Fire chiefs hit by “no confidence” vote from trade union members

The fire brigade was in fresh turmoil last night after trade union members passed a unanimous vote of “no confidence” in their bosses.

The Fire Brigades Union (FBU) said the vote was carried after its members repeatedly raised concerns over the availability of fire appliances and the continuing reliance on overtime to crew appliances.

But fire chiefs claimed the move would prevent Scotland’s 7,500 firefighters “saving more lives” and receiving a pay rise.

The row erupted after a consultation was launched into a proposed shake-up of the Scottish Fire and Rescue Service (SFRS).

The FBU said there was “great concern” among members who believe that the negotiations should not begin until other issues are resolved, including standardising terms and conditions following the merger of regional brigades.

There was also reported to be alarm over resourcing levels, with FBU Scotland secretary Denise Christie saying: “We have listened to our members who are on the frontline experiencing issues in relation to the availability of appliances and the continuing need of utilising overtime to crew those appliances.

“We are of the firm belief that we have given SFRS many opportunities to resolve the issues we have raised with no satisfactory improvements.”

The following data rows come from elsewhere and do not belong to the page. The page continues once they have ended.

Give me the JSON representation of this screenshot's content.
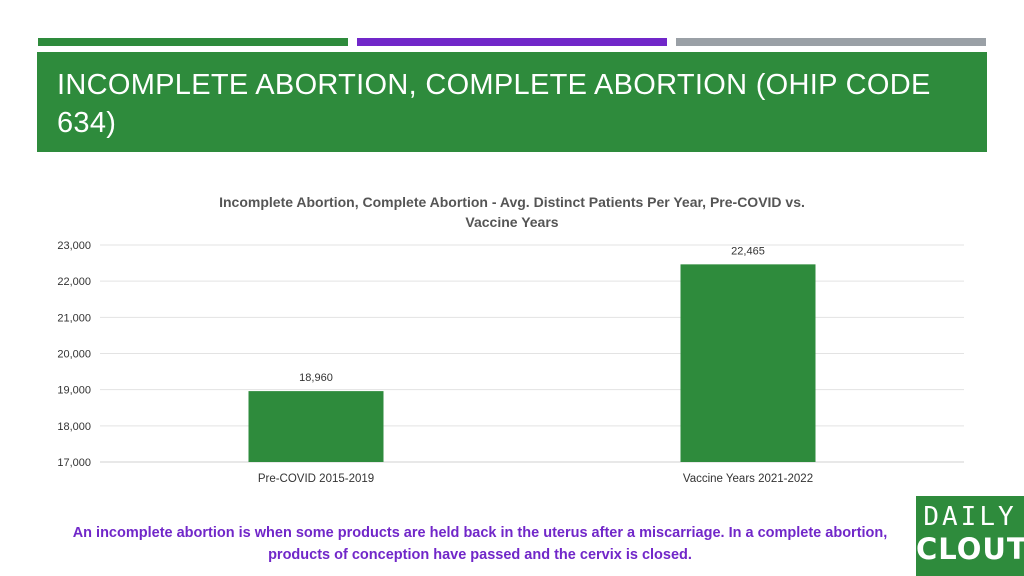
{
  "slide": {
    "title": "INCOMPLETE ABORTION, COMPLETE ABORTION (OHIP CODE 634)",
    "caption": "An incomplete abortion is when some products are held back in the uterus after a miscarriage. In a complete abortion, products of conception have passed and the cervix is closed.",
    "logo": {
      "line1": "DAILY",
      "line2": "CLOUT"
    },
    "colors": {
      "green": "#2e8b3c",
      "purple": "#7127c9",
      "gray": "#9aa0a6"
    }
  },
  "chart_data": {
    "type": "bar",
    "title": "Incomplete Abortion, Complete Abortion - Avg. Distinct Patients Per Year, Pre-COVID vs. Vaccine Years",
    "title_lines": [
      "Incomplete Abortion, Complete Abortion - Avg. Distinct Patients Per Year, Pre-COVID vs.",
      "Vaccine Years"
    ],
    "categories": [
      "Pre-COVID 2015-2019",
      "Vaccine Years 2021-2022"
    ],
    "values": [
      18960,
      22465
    ],
    "value_labels": [
      "18,960",
      "22,465"
    ],
    "ylim": [
      17000,
      23000
    ],
    "yticks": [
      17000,
      18000,
      19000,
      20000,
      21000,
      22000,
      23000
    ],
    "ytick_labels": [
      "17,000",
      "18,000",
      "19,000",
      "20,000",
      "21,000",
      "22,000",
      "23,000"
    ],
    "xlabel": "",
    "ylabel": "",
    "grid": true,
    "bar_color": "#2e8b3c"
  }
}
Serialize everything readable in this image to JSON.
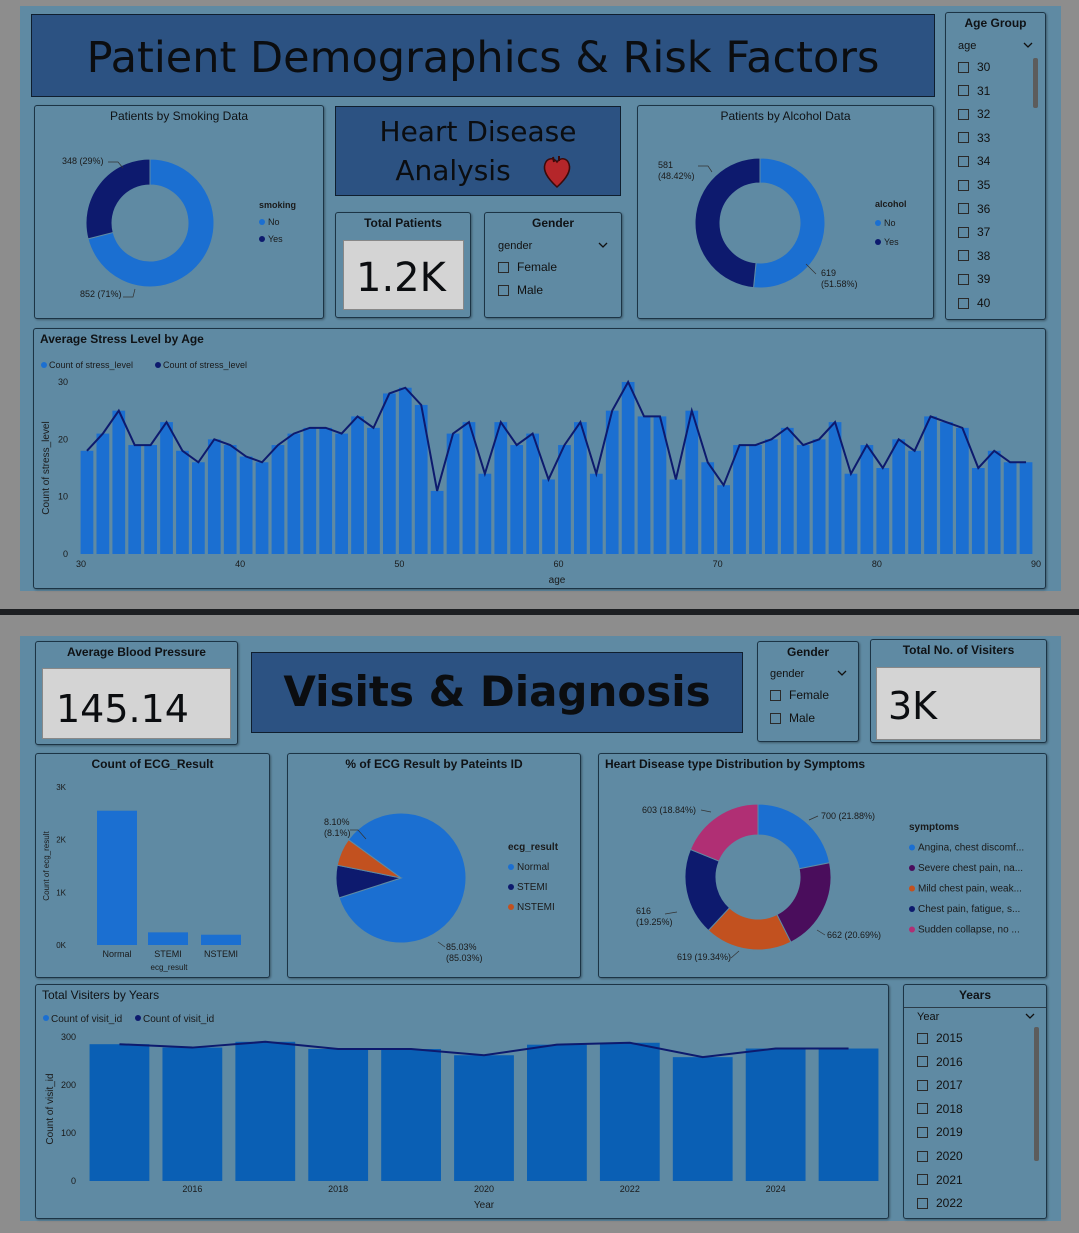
{
  "section1": {
    "title": "Patient Demographics & Risk Factors",
    "subtitle_line1": "Heart Disease",
    "subtitle_line2": "Analysis",
    "total_patients": {
      "label": "Total Patients",
      "value": "1.2K"
    },
    "gender_slicer": {
      "title": "Gender",
      "field": "gender",
      "options": [
        "Female",
        "Male"
      ]
    },
    "age_slicer": {
      "title": "Age Group",
      "field": "age",
      "options": [
        "30",
        "31",
        "32",
        "33",
        "34",
        "35",
        "36",
        "37",
        "38",
        "39",
        "40"
      ]
    }
  },
  "section2": {
    "title": "Visits & Diagnosis",
    "avg_bp": {
      "label": "Average Blood Pressure",
      "value": "145.14"
    },
    "gender_slicer": {
      "title": "Gender",
      "field": "gender",
      "options": [
        "Female",
        "Male"
      ]
    },
    "total_visitors": {
      "label": "Total No. of Visiters",
      "value": "3K"
    },
    "years_slicer": {
      "title": "Years",
      "field": "Year",
      "options": [
        "2015",
        "2016",
        "2017",
        "2018",
        "2019",
        "2020",
        "2021",
        "2022"
      ]
    }
  },
  "colors": {
    "light_blue": "#1b6fd1",
    "dark_navy": "#0d1a6e",
    "orange": "#c2511f",
    "purple": "#4a0d5c",
    "pink": "#b02f74",
    "panel": "#5f8aa3",
    "banner": "#2c5282"
  },
  "chart_data": [
    {
      "id": "smoking",
      "type": "pie",
      "donut": true,
      "title": "Patients by Smoking Data",
      "legend_title": "smoking",
      "categories": [
        "No",
        "Yes"
      ],
      "values": [
        852,
        348
      ],
      "labels": [
        "852 (71%)",
        "348 (29%)"
      ]
    },
    {
      "id": "alcohol",
      "type": "pie",
      "donut": true,
      "title": "Patients by Alcohol Data",
      "legend_title": "alcohol",
      "categories": [
        "No",
        "Yes"
      ],
      "values": [
        619,
        581
      ],
      "labels": [
        "619\n(51.58%)",
        "581\n(48.42%)"
      ]
    },
    {
      "id": "stress",
      "type": "bar",
      "title": "Average Stress Level by Age",
      "legend": [
        "Count of stress_level",
        "Count of stress_level"
      ],
      "xlabel": "age",
      "ylabel": "Count of stress_level",
      "xlim": [
        30,
        90
      ],
      "ylim": [
        0,
        30
      ],
      "xticks": [
        30,
        40,
        50,
        60,
        70,
        80,
        90
      ],
      "yticks": [
        0,
        10,
        20,
        30
      ],
      "x": [
        30,
        31,
        32,
        33,
        34,
        35,
        36,
        37,
        38,
        39,
        40,
        41,
        42,
        43,
        44,
        45,
        46,
        47,
        48,
        49,
        50,
        51,
        52,
        53,
        54,
        55,
        56,
        57,
        58,
        59,
        60,
        61,
        62,
        63,
        64,
        65,
        66,
        67,
        68,
        69,
        70,
        71,
        72,
        73,
        74,
        75,
        76,
        77,
        78,
        79,
        80,
        81,
        82,
        83,
        84,
        85,
        86,
        87,
        88,
        89
      ],
      "values": [
        18,
        21,
        25,
        19,
        19,
        23,
        18,
        16,
        20,
        19,
        17,
        16,
        19,
        21,
        22,
        22,
        21,
        24,
        22,
        28,
        29,
        26,
        11,
        21,
        23,
        14,
        23,
        19,
        21,
        13,
        19,
        23,
        14,
        25,
        30,
        24,
        24,
        13,
        25,
        16,
        12,
        19,
        19,
        20,
        22,
        19,
        20,
        23,
        14,
        19,
        15,
        20,
        18,
        24,
        23,
        22,
        15,
        18,
        16,
        16
      ]
    },
    {
      "id": "ecg_count",
      "type": "bar",
      "title": "Count of ECG_Result",
      "xlabel": "ecg_result",
      "ylabel": "Count of ecg_result",
      "categories": [
        "Normal",
        "STEMI",
        "NSTEMI"
      ],
      "values": [
        2550,
        240,
        195
      ],
      "ylim": [
        0,
        3000
      ],
      "yticks": [
        "0K",
        "1K",
        "2K",
        "3K"
      ]
    },
    {
      "id": "ecg_pct",
      "type": "pie",
      "title": "% of ECG Result by Pateints ID",
      "legend_title": "ecg_result",
      "categories": [
        "Normal",
        "STEMI",
        "NSTEMI"
      ],
      "values": [
        85.03,
        8.1,
        6.87
      ],
      "labels": [
        "85.03%\n(85.03%)",
        "8.10%\n(8.1%)",
        ""
      ]
    },
    {
      "id": "symptoms",
      "type": "pie",
      "donut": true,
      "title": "Heart Disease type Distribution by Symptoms",
      "legend_title": "symptoms",
      "categories": [
        "Angina, chest discomf...",
        "Severe chest pain, na...",
        "Mild chest pain, weak...",
        "Chest pain, fatigue, s...",
        "Sudden collapse, no ..."
      ],
      "values": [
        700,
        662,
        619,
        616,
        603
      ],
      "labels": [
        "700 (21.88%)",
        "662 (20.69%)",
        "619 (19.34%)",
        "616\n(19.25%)",
        "603 (18.84%)"
      ]
    },
    {
      "id": "visits",
      "type": "bar",
      "title": "Total Visiters by Years",
      "legend": [
        "Count of visit_id",
        "Count of visit_id"
      ],
      "xlabel": "Year",
      "ylabel": "Count of visit_id",
      "x": [
        2015,
        2016,
        2017,
        2018,
        2019,
        2020,
        2021,
        2022,
        2023,
        2024,
        2025
      ],
      "values": [
        285,
        278,
        290,
        275,
        275,
        262,
        284,
        288,
        258,
        276,
        276
      ],
      "ylim": [
        0,
        300
      ],
      "yticks": [
        0,
        100,
        200,
        300
      ],
      "xticks": [
        2016,
        2018,
        2020,
        2022,
        2024
      ]
    }
  ]
}
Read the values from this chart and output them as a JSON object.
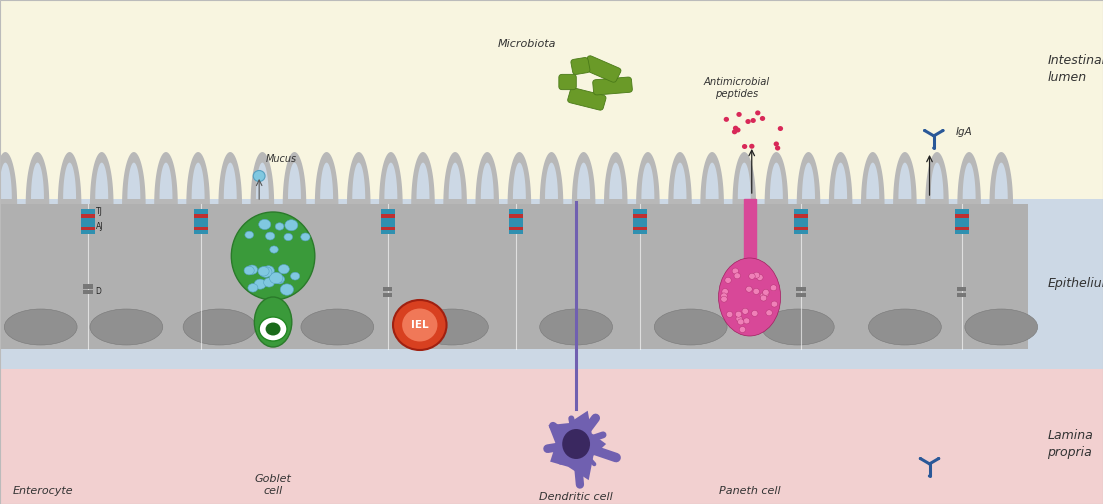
{
  "bg_lumen_color": "#f8f5e0",
  "bg_epithelium_color": "#ccd8e5",
  "bg_lamina_color": "#f2d0d0",
  "epithelium_body_color": "#b0b0b0",
  "villus_color": "#b8b8b8",
  "crypt_color": "#909090",
  "goblet_body_color": "#3a9a3a",
  "goblet_body_edge": "#2a7a2a",
  "goblet_mucus_ball_color": "#80c8e0",
  "goblet_mucus_ball_edge": "#55a0c0",
  "goblet_nucleus_color": "#1a6a1a",
  "goblet_nucleus_ring": "#228822",
  "iel_outer_color": "#d84020",
  "iel_inner_color": "#f07858",
  "paneth_body_color": "#d84898",
  "paneth_granule_color": "#f080b8",
  "dendritic_body_color": "#7060b0",
  "dendritic_nucleus_color": "#3a2860",
  "microbiota_color": "#6a9a28",
  "microbiota_edge": "#4a7a18",
  "antimicrobial_color": "#d82858",
  "iga_color": "#2a5898",
  "tj_teal": "#3090b0",
  "tj_red": "#c03030",
  "cell_border_color": "#ffffff",
  "desmosome_color": "#777777",
  "labels": {
    "intestinal_lumen": "Intestinal\nlumen",
    "epithelium": "Epithelium",
    "lamina_propria": "Lamina\npropria",
    "enterocyte": "Enterocyte",
    "goblet_cell": "Goblet\ncell",
    "dendritic_cell": "Dendritic cell",
    "paneth_cell": "Paneth cell",
    "microbiota": "Microbiota",
    "antimicrobial": "Antimicrobial\npeptides",
    "iga": "IgA",
    "mucus": "Mucus",
    "tj": "TJ",
    "aj": "AJ",
    "d": "D",
    "iel": "IEL"
  },
  "figsize": [
    11.03,
    5.04
  ],
  "dpi": 100
}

As a result, FBU members tabled a vote of no confidence in chief officer Alasdair Hay and his senior leadership team, which was passed unanimously at an emergency committee meeting of the Scottish regional committee.

Kirsty Darwent, chairwoman of the SFRS board, said: “We are perplexed. This comes less than one week into a public consultation on proposals, which could see the Scottish Fire and Rescue Service transform to save more lives.

“The Fire Brigades Union is preventing 7,500 of Scotland’s firefighters – many of whom are not FBU members – being given a real chance to do so much more for our communities, and be paid 20% more to do so.

“We have always been committed to dialogue. Indeed, since June last year have met with the FBU on 20 separate occasions to discuss harmonisation of existing terms and conditions as well as service transformation.

“We once again ask the FBU to put politics to one side, rise above their processes and their procedures and actually do what is right for their members and the communities they serve.”

Scottish Conservative community safety spokesman Maurice Corry said: “Firefighters would not take this action lightly, and this radical move indicates the severity of the situation.”